9

58.3K 5.2K 595
                                    

Kata orang cinta seharusnya saling mengungkapkan. Tapi aku mencintaimu tanpa mengungkapkannya, karena aku tidak mau kau menyadarinya.

—Bryan Crawford.

Thalia membutuhkan satu jam untuk menangis, dan hanya membutuhkan sepuluh menit untuk mengusap air matanya, memaksa dirinya untuk bersikap baik-baik saja. Ia harus baik-baik saja jika ia tidak mau ada orang yang menganggapnya lemah.

Ia bangkit dan berjalan ke balik meja kerjanya. Ia membuka lemari dan tatapannya terpaku pada sebuah foto Bryan yang di ambilnya diam-diam dari salah satu tabloid yang memberitakan mengenai pria itu.

Semua orang memaksanya untuk menjaga jarak dengan pria itu. Karena Bryan Crawford bukanlah pria yang tepat baginya, tapi Thalia telah mencintainya sejak ia pertama kali melihat Bryan Crawford di perpustakaan sekolahnya. Ia sudah jatuh cinta ketika pria itu bahkan tidak pernah mengenalnya sebagai adik kelas.

Dan ketika semua orang menyuruhnya untuk melupakan pria itu, kenapa perasaannya tidak bisa berubah semudah itu? Kenapa perasaannya tidak bisa berhenti semudah yang di ucapkan oleh orang di sekitarnya?

Tatapan Thalia masih tertuju pada foto tersebut. Tanpa sadar tangannya terulur dan mengelus sisi foto tersebut dengan gerakan hati-hati."Foto tidak akan pernah menyakiti kita walaupun pada kenyataannya orang tersebut telah menghancurkan kita..." bisiknya pelan.
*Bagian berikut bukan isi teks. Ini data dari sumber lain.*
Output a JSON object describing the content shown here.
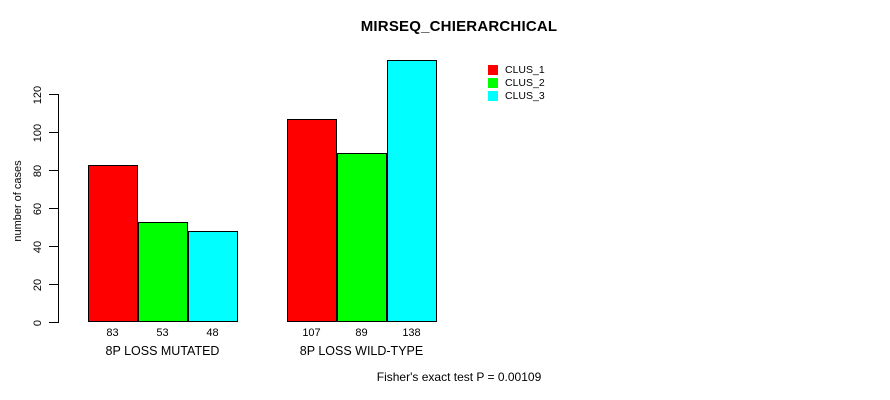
{
  "figure": {
    "background": "#ffffff",
    "text_color": "#000000",
    "axis_color": "#000000",
    "bar_border_color": "#000000"
  },
  "chart_data": {
    "type": "bar",
    "title": "MIRSEQ_CHIERARCHICAL",
    "xlabel": "",
    "ylabel": "number of cases",
    "categories": [
      "8P LOSS MUTATED",
      "8P LOSS WILD-TYPE"
    ],
    "series": [
      {
        "name": "CLUS_1",
        "color": "#ff0000",
        "values": [
          83,
          107
        ]
      },
      {
        "name": "CLUS_2",
        "color": "#00ff00",
        "values": [
          53,
          89
        ]
      },
      {
        "name": "CLUS_3",
        "color": "#00ffff",
        "values": [
          48,
          138
        ]
      }
    ],
    "bar_value_labels": [
      [
        83,
        53,
        48
      ],
      [
        107,
        89,
        138
      ]
    ],
    "yticks": [
      0,
      20,
      40,
      60,
      80,
      100,
      120
    ],
    "ylim": [
      0,
      140
    ],
    "grid": false,
    "legend": {
      "position": "top-right",
      "entries": [
        "CLUS_1",
        "CLUS_2",
        "CLUS_3"
      ]
    }
  },
  "footnote": "Fisher's exact test P = 0.00109"
}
Ia menelan saliva-nya dan tersenyum sinis. "Katanya... cinta tidak berarti kita harus memiliki orang tersebut Bry..."

"Benarkah?"

Pertanyaan itu di tujukan kepada seseorang yang jelas-jelas tidak ada di dalam ruangannya. Dan mengetahui hanya ada dirinya di dalam ruangan, itu terasa sangat menyakitkan.
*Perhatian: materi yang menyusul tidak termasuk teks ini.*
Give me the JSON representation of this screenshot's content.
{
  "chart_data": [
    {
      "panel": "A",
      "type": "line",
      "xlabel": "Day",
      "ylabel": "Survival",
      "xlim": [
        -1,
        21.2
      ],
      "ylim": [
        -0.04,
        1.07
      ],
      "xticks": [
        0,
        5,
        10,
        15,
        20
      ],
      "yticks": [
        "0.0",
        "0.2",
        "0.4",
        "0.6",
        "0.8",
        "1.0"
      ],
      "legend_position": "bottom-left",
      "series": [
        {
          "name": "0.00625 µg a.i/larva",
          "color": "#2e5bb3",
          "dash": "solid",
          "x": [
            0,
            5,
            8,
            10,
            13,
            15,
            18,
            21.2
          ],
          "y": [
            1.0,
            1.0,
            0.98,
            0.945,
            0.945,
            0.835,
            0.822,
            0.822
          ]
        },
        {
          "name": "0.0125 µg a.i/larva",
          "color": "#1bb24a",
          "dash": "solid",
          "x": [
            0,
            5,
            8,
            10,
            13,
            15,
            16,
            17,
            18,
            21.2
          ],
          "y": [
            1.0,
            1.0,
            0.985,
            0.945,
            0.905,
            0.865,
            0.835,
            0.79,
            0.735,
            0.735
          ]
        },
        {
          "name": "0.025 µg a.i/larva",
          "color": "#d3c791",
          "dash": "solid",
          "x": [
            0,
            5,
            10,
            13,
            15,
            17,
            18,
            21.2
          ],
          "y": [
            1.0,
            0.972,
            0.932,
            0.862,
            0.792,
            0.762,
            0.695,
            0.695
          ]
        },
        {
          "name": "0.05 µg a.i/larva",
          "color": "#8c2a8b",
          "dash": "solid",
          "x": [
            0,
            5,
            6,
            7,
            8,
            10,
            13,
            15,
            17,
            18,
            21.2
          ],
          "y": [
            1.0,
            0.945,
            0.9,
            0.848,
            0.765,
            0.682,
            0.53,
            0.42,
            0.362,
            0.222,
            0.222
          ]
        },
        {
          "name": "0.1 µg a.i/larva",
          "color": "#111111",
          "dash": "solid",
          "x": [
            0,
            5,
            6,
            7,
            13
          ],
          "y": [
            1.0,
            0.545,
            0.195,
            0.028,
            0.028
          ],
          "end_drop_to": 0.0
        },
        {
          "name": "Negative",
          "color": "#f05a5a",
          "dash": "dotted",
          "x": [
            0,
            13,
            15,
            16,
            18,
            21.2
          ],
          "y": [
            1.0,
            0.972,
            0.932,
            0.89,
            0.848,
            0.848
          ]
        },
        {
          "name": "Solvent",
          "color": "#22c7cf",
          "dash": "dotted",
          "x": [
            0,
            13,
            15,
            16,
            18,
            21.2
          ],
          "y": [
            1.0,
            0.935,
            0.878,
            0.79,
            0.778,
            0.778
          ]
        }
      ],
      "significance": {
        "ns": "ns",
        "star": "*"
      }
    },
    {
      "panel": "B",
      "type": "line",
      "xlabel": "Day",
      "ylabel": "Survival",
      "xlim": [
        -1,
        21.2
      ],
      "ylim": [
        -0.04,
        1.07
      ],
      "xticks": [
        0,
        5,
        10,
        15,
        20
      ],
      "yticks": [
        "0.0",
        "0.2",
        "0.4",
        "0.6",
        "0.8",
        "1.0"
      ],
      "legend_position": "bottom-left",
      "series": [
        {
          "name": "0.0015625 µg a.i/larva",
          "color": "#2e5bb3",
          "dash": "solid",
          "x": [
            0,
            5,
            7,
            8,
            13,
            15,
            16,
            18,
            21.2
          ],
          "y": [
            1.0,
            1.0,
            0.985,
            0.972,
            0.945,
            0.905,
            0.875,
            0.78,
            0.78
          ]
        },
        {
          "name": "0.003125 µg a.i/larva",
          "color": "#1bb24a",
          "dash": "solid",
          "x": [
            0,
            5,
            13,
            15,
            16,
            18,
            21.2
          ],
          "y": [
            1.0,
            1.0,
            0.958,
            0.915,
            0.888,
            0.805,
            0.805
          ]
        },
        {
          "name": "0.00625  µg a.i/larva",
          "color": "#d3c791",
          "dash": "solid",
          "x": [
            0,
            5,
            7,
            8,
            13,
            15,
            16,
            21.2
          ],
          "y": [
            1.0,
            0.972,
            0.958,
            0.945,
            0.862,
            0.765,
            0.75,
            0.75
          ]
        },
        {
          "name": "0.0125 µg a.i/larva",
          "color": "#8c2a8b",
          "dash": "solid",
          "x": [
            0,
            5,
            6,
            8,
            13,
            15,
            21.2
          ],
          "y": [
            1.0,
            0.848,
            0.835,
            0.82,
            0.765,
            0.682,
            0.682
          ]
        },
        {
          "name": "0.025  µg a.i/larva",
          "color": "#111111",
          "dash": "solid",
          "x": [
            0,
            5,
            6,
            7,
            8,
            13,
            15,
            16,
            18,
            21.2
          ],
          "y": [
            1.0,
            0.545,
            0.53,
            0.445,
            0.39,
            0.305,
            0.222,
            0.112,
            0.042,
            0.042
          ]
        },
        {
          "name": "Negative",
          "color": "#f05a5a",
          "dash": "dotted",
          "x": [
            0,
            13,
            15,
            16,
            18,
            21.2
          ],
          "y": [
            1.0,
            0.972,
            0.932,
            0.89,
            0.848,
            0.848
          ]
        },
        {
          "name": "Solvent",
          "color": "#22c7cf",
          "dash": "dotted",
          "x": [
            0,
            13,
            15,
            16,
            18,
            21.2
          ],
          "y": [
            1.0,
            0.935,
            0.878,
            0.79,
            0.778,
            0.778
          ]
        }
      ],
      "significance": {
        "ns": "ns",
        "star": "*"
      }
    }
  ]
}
"Apakah... kau akan selalu memilih Adrian di banding diriku?"

Belum sempat ia menenangkan dirinya, ponselnya berdering dan Thalia langsung merogoh saku-nya cepat. Tanpa melihat siapa yang menghubunginya, Thalia mengangkat ponselnya. "Doctor Tjandrawinata here, May I assist you?"

Thalia mengernyit karena orang di seberang telepon tidak menjawab pertanyaannya. Ia menjauhkan ponsel tersebut dan kembali mendekatnya lagi. Kali ini ia berkata dengan lebih keras. "Sir, or whatever you are, I'm not giving—"

"Apakah kau benar-benar mencintai Bryan?"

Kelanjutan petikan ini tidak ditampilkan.